Ma’syirol muslimin rahimakumullah

Dr. Abdullah bin Hamad As-Sakakir, Profesor dan Kepala Jurusan Fikih di Fakultas Syariah, Universitas Al-Qasim menegaskan bahwa mujaharah adalah dosa yang lebih besar dan memiliki efek yang lebih buruk pada masyarakat daripada tindakan dosa secara rahasia.

Bahkan mujaharah adalah dosa lain yang ditambahkan ke dosa itu sendiri, karena pengaruhnya yang buruk pada masyarakat. Di antara pengaruh buruknya adalah:

Mujaharah memotivasi para pelaku maksiat untuk berbuat maksiat

Menghilangkan keburukan maksiat dari dalam jiwa dalam jangka panjang. Jiwa itu jika terbiasa melihat sesuatu maka jiwa tersebut akan menjadi akrab dengan hal tersebut.

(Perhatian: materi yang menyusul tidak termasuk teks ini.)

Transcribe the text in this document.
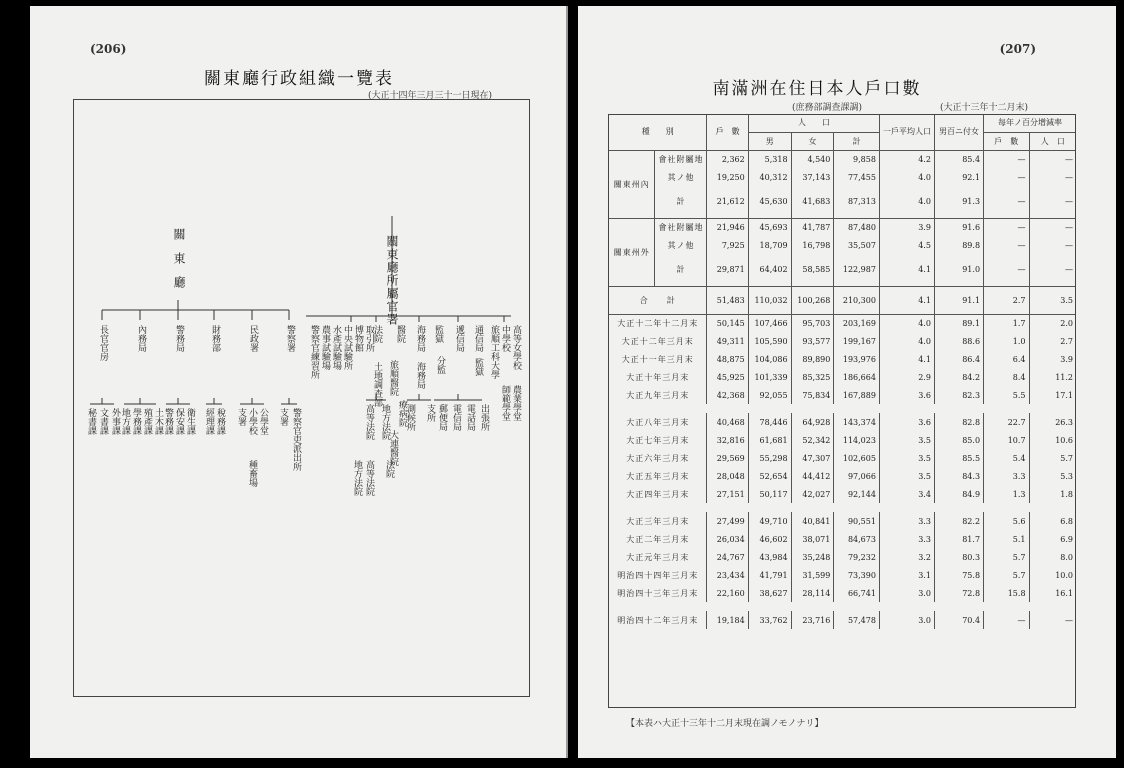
(206)
關東廳行政組織一覽表
(大正十四年三月三十一日現在)
關東廳	關東廳所屬官署
長官官房	內務局	警務局	財務部	民政署	警察署
秘書課 文書課 外事課 地方課 學務課 殖產課 土木課 警務課 保安課 衛生課 經理課 稅務課 支署 小學校 公學堂
種畜場
支署 警察官吏派出所
警察官練習所 農事試驗場 水產試驗場 中央試驗所 博物館 取引所
法院
高等法院 地方法院
土地調查部
海務局
測候所 支所
遞信局
郵便局 電信局 電話局 出張所
旅順工科大學 中學校 高等女學校
師範學堂 農業學堂
醫院
旅順醫院
療病院
大連醫院
監獄
分監
通信局
法院
監獄
海務局
高等法院
地方法院
(207)
南滿洲在住日本人戶口數
(庶務部調查課調)	(大正十三年十二月末)
種　　別		戶　數	人　　口			一戶平均人口	男百ニ付女	每年ノ百分增減率	
			男	女	計			戶　數	人　口
關東州內	會社附屬地	2,362	5,318	4,540	9,858	4.2	85.4	—	—
	其ノ他	19,250	40,312	37,143	77,455	4.0	92.1	—	—
	計	21,612	45,630	41,683	87,313	4.0	91.3	—	—
關東州外	會社附屬地	21,946	45,693	41,787	87,480	3.9	91.6	—	—
	其ノ他	7,925	18,709	16,798	35,507	4.5	89.8	—	—
	計	29,871	64,402	58,585	122,987	4.1	91.0	—	—
合　　計		51,483	110,032	100,268	210,300	4.1	91.1	2.7	3.5
大正十二年十二月末		50,145	107,466	95,703	203,169	4.0	89.1	1.7	2.0
大正十二年三月末		49,311	105,590	93,577	199,167	4.0	88.6	1.0	2.7
大正十一年三月末		48,875	104,086	89,890	193,976	4.1	86.4	6.4	3.9
大正十年三月末		45,925	101,339	85,325	186,664	2.9	84.2	8.4	11.2
大正九年三月末		42,368	92,055	75,834	167,889	3.6	82.3	5.5	17.1

大正八年三月末		40,468	78,446	64,928	143,374	3.6	82.8	22.7	26.3
大正七年三月末		32,816	61,681	52,342	114,023	3.5	85.0	10.7	10.6
大正六年三月末		29,569	55,298	47,307	102,605	3.5	85.5	5.4	5.7
大正五年三月末		28,048	52,654	44,412	97,066	3.5	84.3	3.3	5.3
大正四年三月末		27,151	50,117	42,027	92,144	3.4	84.9	1.3	1.8

大正三年三月末		27,499	49,710	40,841	90,551	3.3	82.2	5.6	6.8
大正二年三月末		26,034	46,602	38,071	84,673	3.3	81.7	5.1	6.9
大正元年三月末		24,767	43,984	35,248	79,232	3.2	80.3	5.7	8.0
明治四十四年三月末		23,434	41,791	31,599	73,390	3.1	75.8	5.7	10.0
明治四十三年三月末		22,160	38,627	28,114	66,741	3.0	72.8	15.8	16.1

明治四十二年三月末		19,184	33,762	23,716	57,478	3.0	70.4	—	—
【本表ハ大正十三年十二月末現在調ノモノナリ】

Mujaharah itu merupakan bentuk perlawanan terbuka kepada Allah Ta’ala dengan maksiat.

Pelaku maksiat secara rahasia tidak merugikan siapapun kecuali dirinya sendiri, dan jika dia melakukannya secara terbuka, hal itu akan menimbulkan mudharat bagi orang lain.

Nabi ﷺ telah memberitahukan bahwa melakukan mujaharah dengan maksiat itu akan mendapatkan hukuman di dunia sebelum di akhirat.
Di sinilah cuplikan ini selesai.